Argentina agrees $50bn financing deal with IMF
In its standby arrangement with Argentina, announced on Thursday, the IMF is prepared to lend as much as $50bn over three years, a move that will probably be well received by markets after media speculation that it would be closer to $30bn.
“This is a plan owned and designed by the Argentine government, one aimed at strengthening the economy for the benefit of all Argentines. I am pleased that we can contribute to this effort by providing our financial support, which will bolster market confidence, allowing the authorities time to address a range of longstanding vulnerabilities,” said Christine Lagarde, IMF managing director, in a statement.
As a key part of the agreement, the IMF will require no further fiscal adjustment this year than the 2.7 per cent of the primary fiscal deficit that has already been announced by the government.
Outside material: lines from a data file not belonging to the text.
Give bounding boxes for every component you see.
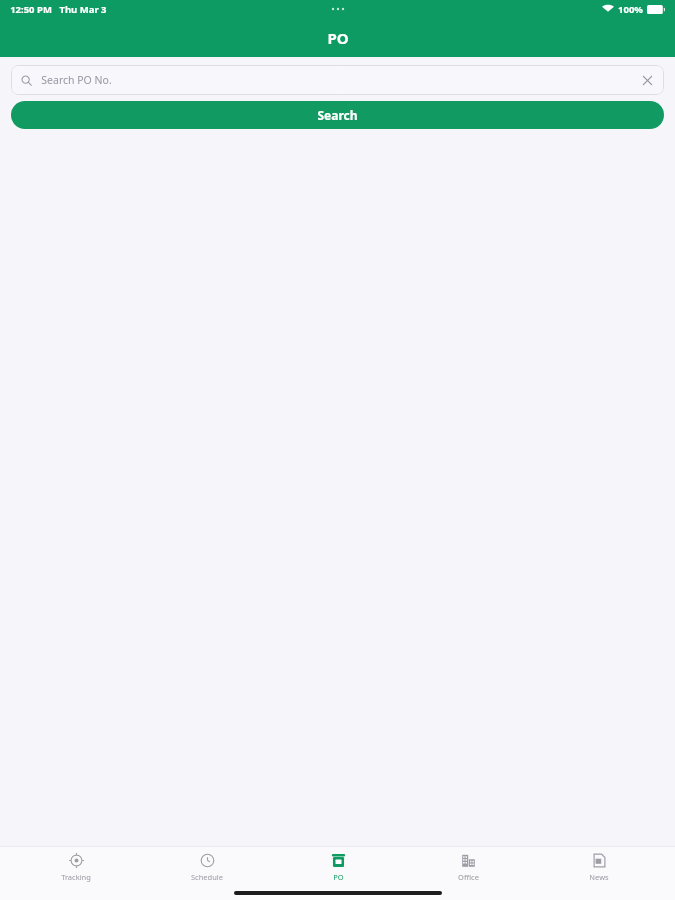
staticText: Schedule [191, 872, 223, 882]
button[interactable]: Clear search [640, 73, 654, 87]
staticText: Office [458, 872, 479, 882]
button[interactable]: Tracking [21, 850, 131, 884]
button[interactable]: News [544, 850, 654, 884]
staticText: 100% [618, 3, 643, 16]
button[interactable]: Search [11, 101, 664, 129]
staticText: Search PO No. [41, 73, 112, 87]
staticText: News [589, 872, 609, 882]
staticText: PO [327, 28, 349, 48]
staticText: 12:50 PM [10, 3, 52, 16]
staticText: Search [317, 107, 358, 123]
staticText: Thu Mar 3 [59, 3, 107, 16]
button[interactable]: PO [283, 850, 393, 884]
button[interactable]: Search PO No. [11, 65, 664, 95]
staticText: Tracking [61, 872, 91, 882]
button[interactable]: Schedule [152, 850, 262, 884]
staticText: PO [333, 872, 344, 882]
button[interactable]: Office [413, 850, 523, 884]
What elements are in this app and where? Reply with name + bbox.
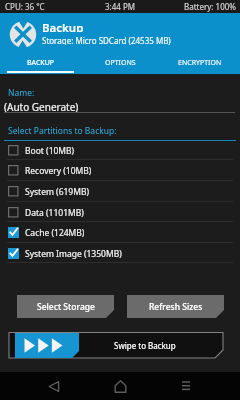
button[interactable] [80,54,160,73]
staticText: System (619MB) [25,186,90,198]
button[interactable] [0,140,240,161]
button[interactable] [0,243,240,264]
button[interactable]: Refresh Sizes [127,295,224,318]
staticText: Select Partitions to Backup: [8,125,117,136]
staticText: System Image (1350MB) [25,248,122,260]
button[interactable] [0,54,80,73]
staticText: Swipe to Backup [114,340,176,351]
staticText: Recovery (10MB) [25,165,92,177]
button[interactable] [0,181,240,202]
staticText: Refresh Sizes [149,301,203,313]
staticText: Battery: 100% [184,1,236,12]
staticText: Storage: Micro SDCard (24535 MB) [42,35,171,45]
staticText: Boot (10MB) [25,145,75,157]
button[interactable] [30,372,78,400]
staticText: BACKUP [27,58,54,68]
staticText: OPTIONS [105,58,136,68]
staticText: ENCRYPTION [178,58,222,68]
button[interactable] [96,372,144,400]
button[interactable] [162,372,210,400]
staticText: Cache (124MB) [25,227,85,239]
staticText: 3:44 PM [105,1,136,12]
button[interactable] [8,332,224,359]
button[interactable] [160,54,240,73]
button[interactable] [0,222,240,243]
staticText: Name: [8,87,35,97]
staticText: (Auto Generate) [4,100,79,112]
staticText: Data (1101MB) [25,207,84,219]
staticText: CPU: 36 °C [5,1,45,12]
button[interactable] [0,160,240,181]
staticText: Backup [42,20,84,32]
button[interactable]: Select Storage [17,295,114,318]
staticText: Select Storage [37,301,95,313]
button[interactable] [0,202,240,223]
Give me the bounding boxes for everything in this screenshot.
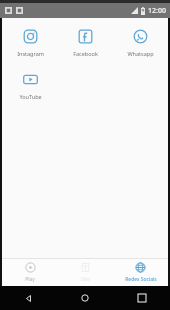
staticText: Facebook [73, 50, 98, 57]
button[interactable]: Instagram [2, 26, 58, 59]
staticText: Play [25, 276, 35, 283]
button[interactable]: Whatsapp [113, 26, 168, 59]
staticText: Instagram [17, 50, 44, 57]
staticText: Site [81, 276, 90, 283]
button[interactable]: Recent apps [113, 286, 170, 310]
staticText: 12:00 [148, 6, 166, 16]
staticText: Redes Sociais [125, 276, 157, 283]
staticText: YouTube [19, 93, 42, 100]
button[interactable]: Play [2, 259, 58, 286]
button[interactable]: Facebook [58, 26, 113, 59]
button[interactable]: Redes Sociais [113, 259, 168, 286]
button[interactable]: Back [0, 286, 56, 310]
button[interactable]: YouTube [2, 69, 58, 102]
staticText: Whatsapp [127, 50, 154, 57]
button[interactable]: Home [56, 286, 113, 310]
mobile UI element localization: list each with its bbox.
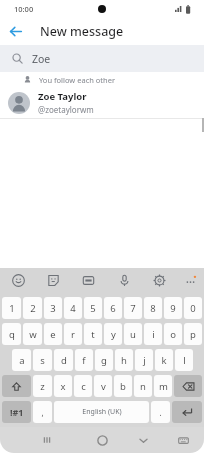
- button[interactable]: g: [95, 349, 113, 371]
- button[interactable]: c: [74, 375, 92, 397]
- button[interactable]: Recents: [36, 429, 58, 451]
- button[interactable]: o: [164, 323, 182, 345]
- button[interactable]: Back: [0, 18, 30, 45]
- button[interactable]: Hide keyboard: [132, 429, 154, 451]
- button[interactable]: x: [54, 375, 72, 397]
- button[interactable]: Zoe Taylor: [0, 87, 204, 118]
- button[interactable]: .: [151, 401, 170, 423]
- staticText: @zoetaylorwm: [38, 104, 94, 115]
- staticText: 9: [170, 302, 176, 315]
- button[interactable]: Voice input: [112, 268, 136, 292]
- staticText: v: [101, 380, 106, 393]
- button[interactable]: GIF: [76, 268, 100, 292]
- staticText: 7: [130, 302, 136, 315]
- button[interactable]: e: [44, 323, 62, 345]
- staticText: k: [161, 354, 167, 367]
- button[interactable]: n: [134, 375, 152, 397]
- staticText: .: [159, 407, 162, 418]
- staticText: 1: [9, 302, 15, 315]
- button[interactable]: m: [154, 375, 172, 397]
- staticText: ,: [41, 407, 44, 418]
- staticText: h: [121, 354, 127, 367]
- button[interactable]: p: [184, 323, 202, 345]
- button[interactable]: 3: [44, 297, 62, 319]
- staticText: 10:00: [14, 4, 34, 14]
- button[interactable]: ,: [33, 401, 52, 423]
- button[interactable]: Zoe: [0, 45, 204, 72]
- staticText: 0: [190, 302, 196, 315]
- staticText: l: [183, 354, 186, 367]
- staticText: m: [159, 380, 168, 393]
- button[interactable]: Change keyboard: [172, 429, 194, 451]
- button[interactable]: 4: [64, 297, 82, 319]
- staticText: You follow each other: [39, 75, 116, 85]
- staticText: t: [91, 328, 95, 341]
- button[interactable]: 6: [104, 297, 122, 319]
- button[interactable]: k: [155, 349, 173, 371]
- button[interactable]: b: [114, 375, 132, 397]
- staticText: 5: [90, 302, 96, 315]
- staticText: p: [190, 328, 196, 341]
- staticText: 8: [150, 302, 156, 315]
- button[interactable]: Shift: [2, 375, 31, 397]
- staticText: n: [140, 380, 146, 393]
- button[interactable]: q: [2, 323, 21, 345]
- button[interactable]: r: [64, 323, 82, 345]
- button[interactable]: t: [84, 323, 102, 345]
- staticText: j: [143, 354, 146, 367]
- button[interactable]: s: [33, 349, 52, 371]
- staticText: i: [152, 328, 155, 341]
- staticText: Zoe: [32, 52, 51, 66]
- staticText: o: [170, 328, 176, 341]
- button[interactable]: More options: [178, 268, 202, 292]
- staticText: z: [40, 380, 45, 393]
- button[interactable]: 1: [2, 297, 21, 319]
- button[interactable]: Backspace: [174, 375, 202, 397]
- button[interactable]: j: [135, 349, 153, 371]
- button[interactable]: Stickers: [41, 268, 65, 292]
- button[interactable]: h: [115, 349, 133, 371]
- staticText: Zoe Taylor: [38, 90, 87, 103]
- button[interactable]: Home: [91, 429, 113, 451]
- button[interactable]: i: [144, 323, 162, 345]
- staticText: w: [29, 328, 37, 341]
- button[interactable]: z: [33, 375, 52, 397]
- staticText: b: [120, 380, 126, 393]
- staticText: 4: [70, 302, 76, 315]
- button[interactable]: 8: [144, 297, 162, 319]
- staticText: x: [60, 380, 66, 393]
- button[interactable]: f: [75, 349, 93, 371]
- button[interactable]: 9: [164, 297, 182, 319]
- staticText: !#1: [10, 406, 24, 418]
- staticText: q: [9, 328, 15, 341]
- button[interactable]: w: [23, 323, 42, 345]
- staticText: g: [101, 354, 107, 367]
- button[interactable]: v: [94, 375, 112, 397]
- staticText: u: [130, 328, 136, 341]
- staticText: y: [111, 328, 116, 341]
- button[interactable]: 0: [184, 297, 202, 319]
- button[interactable]: Emoji: [6, 268, 30, 292]
- staticText: c: [81, 380, 86, 393]
- button[interactable]: u: [124, 323, 142, 345]
- button[interactable]: Symbols: [2, 401, 31, 423]
- button[interactable]: l: [175, 349, 193, 371]
- button[interactable]: 5: [84, 297, 102, 319]
- staticText: English (UK): [82, 407, 122, 417]
- staticText: 3: [50, 302, 56, 315]
- staticText: d: [61, 354, 67, 367]
- button[interactable]: y: [104, 323, 122, 345]
- button[interactable]: a: [12, 349, 31, 371]
- button[interactable]: Settings: [147, 268, 171, 292]
- staticText: f: [82, 354, 86, 367]
- button[interactable]: 2: [23, 297, 42, 319]
- staticText: a: [19, 354, 25, 367]
- staticText: New message: [40, 23, 124, 40]
- button[interactable]: d: [54, 349, 73, 371]
- button[interactable]: 7: [124, 297, 142, 319]
- button[interactable]: Enter: [172, 401, 202, 423]
- staticText: 6: [110, 302, 116, 315]
- staticText: s: [40, 354, 45, 367]
- staticText: r: [71, 328, 75, 341]
- button[interactable]: English (UK): [54, 401, 149, 423]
For 2019 the target will be cut to 1.3 per cent from 2.2 per cent.
The aim is now to reach primary fiscal equilibrium by 2020, rather than 2021 previously.
The new inflation targets for the central bank are 17 per cent for 2019, 13 per cent for 2020 and 9 per cent for 2021 In a sign of the political goodwill towards Argentina, the negotiations took place much more quickly than initially expected.
Officials had expected a deal to be announced within six weeks after President Mauricio Macri said that Argentina would seek financial backing from the IMF on May 8. In the end, the talks lasted a month. Alberto Bernal, chief EM and global strategist at XP Investments, argued that Argentina seeking support from the IMF early is positive, as it implies that the hit to economic growth will be lower.
“It’s better to go now than after the recession kicks in. If you are going to have a problem, it is better to fix it as soon as possible — just as you if you have cancer, the sooner you go to the doctor, the greater your chances of success,” he said.